Отец в свою очередь ушел из столовой, куда, после того как эфир испарился, снова вернулись запахи шампанского и ментонского липового цвета. Письма по–прежнему лежат на столе и слегка колышутся под дуновением ночного ветра. Я несколько мгновений смотрю на них, даже не делая попытки их прочесть, и потом, словно одержимая любовью к порядку прислуга, начинаю тупо собирать обломки растоптанного несессера.
Да, я буду отныне беречь свою маму, это станет моей главной задачей, моим тяжким и трудным долгом. Этой мыслью, а также пятном крови, расплывающимся на виске, будет заполнена моя первая в жизни бессонница, я засну лишь перед самым рассветом, который здесь особенно ощутим из–за новизны квартиры. Колоколов Валь–де–Грас отсюда не было слышно, но с деревьев, росших на площади, ко мне поднимался птичий щебет; я совершенно не помню ни одного из бесчисленных сновидений моего детства, но я хорошо знаю: в ту ночь я забылся под самое утро лишь для того, чтобы еще раз увидеть кошмар «Трех масок».
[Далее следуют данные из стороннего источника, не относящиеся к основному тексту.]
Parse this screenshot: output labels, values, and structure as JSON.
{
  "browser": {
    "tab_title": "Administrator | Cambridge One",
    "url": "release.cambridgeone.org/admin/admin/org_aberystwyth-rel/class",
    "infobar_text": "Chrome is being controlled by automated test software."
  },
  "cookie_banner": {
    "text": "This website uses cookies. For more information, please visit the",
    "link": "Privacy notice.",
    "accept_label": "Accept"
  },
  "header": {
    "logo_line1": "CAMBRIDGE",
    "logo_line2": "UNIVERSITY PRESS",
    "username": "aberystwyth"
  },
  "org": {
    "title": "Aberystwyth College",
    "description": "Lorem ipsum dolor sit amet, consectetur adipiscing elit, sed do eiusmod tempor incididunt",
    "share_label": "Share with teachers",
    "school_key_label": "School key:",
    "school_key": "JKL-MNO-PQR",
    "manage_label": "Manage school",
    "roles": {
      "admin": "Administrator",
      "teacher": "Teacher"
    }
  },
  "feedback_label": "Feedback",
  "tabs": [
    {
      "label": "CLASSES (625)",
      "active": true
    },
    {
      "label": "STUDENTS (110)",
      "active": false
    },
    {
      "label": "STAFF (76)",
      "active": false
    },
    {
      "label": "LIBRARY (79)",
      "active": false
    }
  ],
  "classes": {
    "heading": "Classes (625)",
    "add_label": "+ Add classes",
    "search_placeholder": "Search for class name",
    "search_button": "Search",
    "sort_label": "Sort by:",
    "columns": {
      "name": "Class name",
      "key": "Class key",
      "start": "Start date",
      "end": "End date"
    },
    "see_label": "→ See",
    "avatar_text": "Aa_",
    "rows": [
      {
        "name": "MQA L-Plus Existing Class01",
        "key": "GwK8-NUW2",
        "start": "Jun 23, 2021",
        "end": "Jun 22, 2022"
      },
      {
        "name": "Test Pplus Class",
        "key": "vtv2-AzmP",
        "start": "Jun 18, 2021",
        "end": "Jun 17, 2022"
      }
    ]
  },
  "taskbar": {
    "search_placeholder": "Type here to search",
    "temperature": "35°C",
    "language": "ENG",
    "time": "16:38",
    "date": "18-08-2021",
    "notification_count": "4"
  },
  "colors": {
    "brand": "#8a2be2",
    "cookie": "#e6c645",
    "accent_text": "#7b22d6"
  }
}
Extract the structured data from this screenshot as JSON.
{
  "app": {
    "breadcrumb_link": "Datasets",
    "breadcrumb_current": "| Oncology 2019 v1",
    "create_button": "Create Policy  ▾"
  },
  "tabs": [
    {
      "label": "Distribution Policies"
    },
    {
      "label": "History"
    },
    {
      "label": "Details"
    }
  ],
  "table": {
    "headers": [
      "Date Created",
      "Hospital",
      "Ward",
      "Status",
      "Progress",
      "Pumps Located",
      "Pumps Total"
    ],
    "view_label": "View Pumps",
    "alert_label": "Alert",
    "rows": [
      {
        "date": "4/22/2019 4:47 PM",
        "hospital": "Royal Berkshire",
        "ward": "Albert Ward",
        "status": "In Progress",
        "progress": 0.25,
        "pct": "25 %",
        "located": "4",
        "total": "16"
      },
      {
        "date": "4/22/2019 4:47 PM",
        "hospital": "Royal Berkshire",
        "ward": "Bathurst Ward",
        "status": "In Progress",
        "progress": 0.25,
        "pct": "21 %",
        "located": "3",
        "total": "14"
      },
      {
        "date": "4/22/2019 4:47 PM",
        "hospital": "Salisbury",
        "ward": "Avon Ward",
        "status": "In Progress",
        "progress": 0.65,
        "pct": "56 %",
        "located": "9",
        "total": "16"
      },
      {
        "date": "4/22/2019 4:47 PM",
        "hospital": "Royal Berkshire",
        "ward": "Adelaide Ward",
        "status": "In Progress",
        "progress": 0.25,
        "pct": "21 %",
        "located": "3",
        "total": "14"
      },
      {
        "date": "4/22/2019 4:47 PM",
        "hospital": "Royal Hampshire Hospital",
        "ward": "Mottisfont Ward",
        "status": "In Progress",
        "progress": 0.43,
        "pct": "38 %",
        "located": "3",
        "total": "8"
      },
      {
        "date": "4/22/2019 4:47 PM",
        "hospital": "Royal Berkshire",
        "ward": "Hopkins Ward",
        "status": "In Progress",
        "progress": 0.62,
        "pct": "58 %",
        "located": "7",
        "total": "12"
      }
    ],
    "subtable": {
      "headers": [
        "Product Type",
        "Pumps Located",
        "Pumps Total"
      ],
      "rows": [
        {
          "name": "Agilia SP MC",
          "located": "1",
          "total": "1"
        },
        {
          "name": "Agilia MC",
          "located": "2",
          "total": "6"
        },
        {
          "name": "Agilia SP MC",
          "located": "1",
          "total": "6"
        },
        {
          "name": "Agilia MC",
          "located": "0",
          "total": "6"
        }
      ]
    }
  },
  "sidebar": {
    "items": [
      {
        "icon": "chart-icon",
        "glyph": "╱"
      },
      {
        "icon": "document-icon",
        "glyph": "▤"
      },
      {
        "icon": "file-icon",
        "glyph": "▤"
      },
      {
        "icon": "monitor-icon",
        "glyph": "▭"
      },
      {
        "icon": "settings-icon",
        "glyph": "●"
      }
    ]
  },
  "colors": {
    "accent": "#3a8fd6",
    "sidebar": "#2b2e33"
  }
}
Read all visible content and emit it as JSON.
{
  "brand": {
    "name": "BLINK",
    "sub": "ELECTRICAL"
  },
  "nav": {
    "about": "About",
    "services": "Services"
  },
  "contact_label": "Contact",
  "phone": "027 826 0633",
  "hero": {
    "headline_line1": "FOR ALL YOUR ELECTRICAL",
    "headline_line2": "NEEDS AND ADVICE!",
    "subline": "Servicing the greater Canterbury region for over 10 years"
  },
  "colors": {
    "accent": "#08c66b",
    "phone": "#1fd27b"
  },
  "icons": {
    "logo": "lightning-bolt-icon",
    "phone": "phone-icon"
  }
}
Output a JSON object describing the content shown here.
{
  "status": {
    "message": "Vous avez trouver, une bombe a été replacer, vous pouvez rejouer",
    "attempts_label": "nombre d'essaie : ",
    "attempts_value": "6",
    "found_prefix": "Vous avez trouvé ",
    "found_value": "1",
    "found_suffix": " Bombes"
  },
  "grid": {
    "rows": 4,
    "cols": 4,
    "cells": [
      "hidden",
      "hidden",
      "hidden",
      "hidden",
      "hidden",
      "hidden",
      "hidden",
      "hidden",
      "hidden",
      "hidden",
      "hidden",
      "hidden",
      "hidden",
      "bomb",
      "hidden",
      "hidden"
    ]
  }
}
Ночь прошла, но с ней мои беды не кончились, и, хотя актов насилия больше не было, первое утро после каникул не принесло мне особенного облегчения. И опять, я долго колебался, прежде чем доверить бумаге — потому что процесс письма бесповоротно и навсегда вносит все протоколы в свой странный реестр, — прежде чем доверить бумаге все, что случилось в то утро, колебался и в который раз задавал себе все тот же вопрос, имею ли я на это право; от этого шага меня удерживал запрет, о котором я вам уже говорил, то вынужденное молчание могил, которое не позволяет призракам выступить с предусмотренной законом защитительной речью, удерживало и прошедшее с той поры время, которое меняет людей куда больше, чем принято думать, и склоняет их к состраданию и милосердию. Однако эта сцена наложила такую глубокую печать на все мои отношения с родителями, что я не вижу возможности ее обойти, не оставив зияющего пробела, который будет болеть, словно рана, и никогда не зарубцуется полностью.
Итак, поздним утром, когда на мамином виске вокруг ссадины расползается фиолетовое пятно и мы все трое избегаем друг друга и сидим по своим углам, что облегчается планировкой новой квартиры, ко мне в комнату входит отец и с некоторой торжественностью приглашает меня прогуляться, ибо ему нужно со мной поговорить. Это предложение встревожило меня. Я уже был достаточно изворотлив, но не смог ничего придумать, чтобы отказаться; к тому же я боялся вновь пробудить его гнев, который, как оказалось, бывает опасным.
Раньше мне редко доводилось гулять с отцом. В моей памяти застряло одно давнее воспоминание, одно из тех, от которых хочешь избавиться, как от ненужной вещи, но оно все время упрямо всплывает, и я снова вижу бульвар Монпарнас, я бегу впереди отца по шатким мосткам, которыми прикрыта вырытая посреди тротуара канава, и самое веселое заключается в том, что мостки эти — из листовой жести, и они оглушительно грохочут под моими ногами. Потом эти канавы были засыпаны.